Unlock a world of possibilities! Login now and discover the exclusive benefits awaiting you.
hi all,
i want to split a field to some fields,E.g:
text
1如23 split to
1 如 23
i want use mid()to run it but i found that it failed。
mid(text,2,2) it shows that 如2 . it's wrong.it should be 如.
so,i want to split a field based on a fixed number of bytes,can you help me,thanks!
If you ar loading from text file you can split the line in the load statement. For example:
LOAD
[@1:455] as Field1,
[@456:495] as "Transactor CertNo",
[@496:795] as Address,
[@796:n] as Rest
FROM [.\file.txt](fix, utf8, embedded labels); // file with headerline
or
FROM [.\file.txt](fix, utf8, no labels); // file without headerline
@startpos:endpos => startpos and endpos are byte positions!
Without a headerline you have to consider the encoding of the file. If it is a utf8 file with signature then the first line has a prefix of 3 bytes. In this case you have to move the first line for 3 Bytes.
Hi
In ur sample, try like Mid('1如23',2,1) <-- it gives expected result.
However, if you want dynamic, if always first character is number, you can split the in-between letters, then try like below
=mid('1如23', 2 , FindOneOf(mid('1如23',2), 1234567890)-1)
Thank you for your help, but mine is more complicated.
The first character is not sure, and the number of Chinese characters in the middle is not sure, but the start byte position and end position of Chinese are certain. So I want a function that can be intercepted according to the byte, is there a way.
eg: the field is test , start byte position is 2 end position is 10
test
1如果还有 3456
a如果 7890
c如 a
I have tried many methods but can't solve it, because this position is calculated by the number of bytes, not the number of characters, and mid() is intercepted by characters, so it can't be solved.
thanks a lot
Hi
If you want to get only the Chinese characters, try with Purgechar() functionality like below
LOAD *, PurgeChar(test, '0123456789abcdefghijklmnopqrstuvwxyz') as chinesetest INLINE [
test
1如果还有 3456
a如果 7890
c如 a
];
It is not just Chinese characters, the part to be intercepted is actually the address, there may be numbers, etc., so it needs to be intercepted according to the byte position
Hi
Can you say the expected output for below?
test
1如果还有 3456
a如果 7890
c如 a
I think I would check and categorize each char and would be starting by:
load *, if(CharID >= n1 and CharID <= n2, 'Number/AlphaNumeric/Chinese/Others', ... as CharCategory;
load *, len(Text) as Len, ord(Char) as CharID;
load Text, mid(Text, iterno(), 1) as Char, recno() as RecNo, iterno() as IterNo
from Source while len(Text) <= iterno();
Instead of a nested if-loop for the categorizing you may use a mapping. In further steps you may read the first/last char from each category, count their amount and so on to classify their content and with this information you may concat() the Char's in the end again.
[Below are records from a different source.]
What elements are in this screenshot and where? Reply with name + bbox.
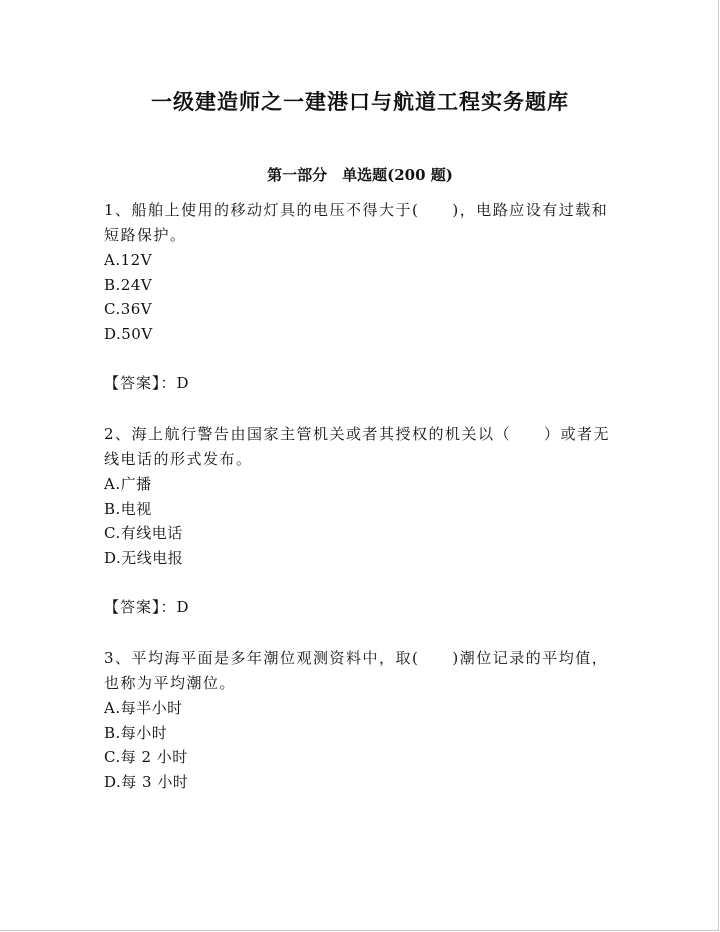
option-c: C.有线电话 — [104, 524, 183, 542]
option-c: C.36V — [104, 300, 153, 318]
document-title: 一级建造师之一建港口与航道工程实务题库 — [151, 89, 569, 114]
question-3 — [104, 646, 620, 794]
section-title: 第一部分 单选题(200 题) — [267, 166, 453, 184]
question-stem: 2、海上航行警告由国家主管机关或者其授权的机关以（ ）或者无线电话的形式发布。 — [104, 425, 611, 468]
option-d: D.每 3 小时 — [104, 772, 189, 791]
option-b: B.24V — [104, 275, 153, 294]
option-a: A.广播 — [104, 475, 152, 493]
answer-line: 【答案】：D — [104, 598, 190, 616]
question-stem: 3、平均海平面是多年潮位观测资料中，取( )潮位记录的平均值，也称为平均潮位。 — [104, 649, 609, 692]
question-2 — [104, 422, 620, 620]
option-b: B.每小时 — [104, 723, 168, 742]
option-a: A.12V — [104, 251, 153, 269]
option-a: A.每半小时 — [104, 699, 183, 717]
option-c: C.每 2 小时 — [104, 748, 188, 766]
question-list — [104, 198, 620, 820]
option-d: D.50V — [104, 324, 153, 343]
option-b: B.电视 — [104, 499, 152, 518]
answer-line: 【答案】：D — [104, 374, 190, 392]
option-d: D.无线电报 — [104, 548, 184, 567]
question-1 — [104, 198, 620, 396]
question-stem: 1、船舶上使用的移动灯具的电压不得大于( )，电路应设有过载和短路保护。 — [104, 201, 609, 244]
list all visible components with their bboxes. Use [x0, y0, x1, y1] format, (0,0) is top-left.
Especially if there is a high variety of different content you will need a systematically approach with rather less (nested) if-loops to cut and pick here and there the relevant stuff. Further depending on the data-quality you may not be able to resolve all data - **bleep** in = **bleep** out ...
- Marcus
Generally speaking, I have a text file, in which each line of data is a combination of multiple fields, in which the number of bytes is 200 to 300 for the field address, and if the length is less than 100, it will be represented by a space. I just want to intercept the adress by the number of bytes, but i dont konw the function that can help me
solve this question.
Currently my script looks like this :Mid(test, 456,40) as "Transactor CertNo", Mid(test, 496,300) as Address。
This address is misplaced, because there are other characters in the front that occupy two bytes, so mid() cannot be used, mid() is intercepted according to the character。("Transactor CertNo" is an empty data field)
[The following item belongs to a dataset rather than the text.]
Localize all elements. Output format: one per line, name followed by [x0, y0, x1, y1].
I can't understand what you mean very well, can you give an example or explain it in detail?
thanks
If you ar loading from text file you can split the line in the load statement. For example:
LOAD
[@1:455] as Field1,
[@456:495] as "Transactor CertNo",
[@496:795] as Address,
[@796:n] as Rest
FROM [.\file.txt](fix, utf8, embedded labels); // file with headerline
or
FROM [.\file.txt](fix, utf8, no labels); // file without headerline
@startpos:endpos => startpos and endpos are byte positions!
Without a headerline you have to consider the encoding of the file. If it is a utf8 file with signature then the first line has a prefix of 3 bytes. In this case you have to move the first line for 3 Bytes.